Sur un autre registre, Hassan Tariq, professeur à La Faculté de Droit Souissi, considère que la transition vers la modernité n’est pas souvent linéaire, car il s’agit plutôt d’un processus complexe, ponctué de conflits entre les structures traditionnelles et modernes. Pour lui, durant l’histoire politique du Maroc depuis l’Indépendance, l’Etat avait rempli un rôle central ou ce qu’il a désigné par l’Etat hégémonique. Mais cette posture hégémonique va s’effilocher au fil du temps et ce, en raison de plusieurs variables déterminants, à commencer par la transition démographique, en passant par l’augmentation du taux de scolarité et le changement à l’échelle des valeurs et de représentations chez les individus.
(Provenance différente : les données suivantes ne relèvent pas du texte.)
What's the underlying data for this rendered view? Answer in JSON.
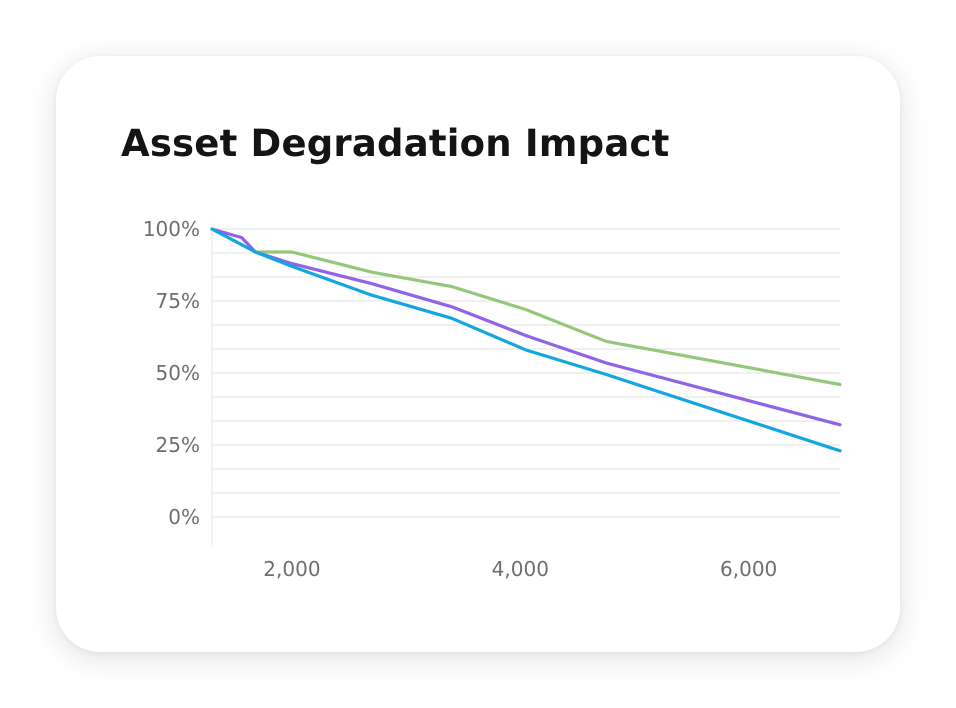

Ces facteurs, conjugués à une sécularisation accrue et silencieuse et une tendance croissante vers l’individualisme de la société sans oublier l’impact des outils technologiques, ont émoussé la capacité d’intégration des structures traditionnelles.
Encore plus, ces structures ont vu leur attractivité décroitre. Ainsi, pour Hassan Tariq, les élections qu’a connues le Maroc en 2015 et 2016 en sont la preuve ; elles n’ont fait que montrer au grand jour l’échec de l’autoritarisme électoral. Cela signifie que la trilogie «argent, monde rural et notables» n’est plus déterminante dans le processus électoral comme auparavant, et que l’Etat ne pouvait plus maitriser les outputs de l’opération électorale, a-t-il conclu.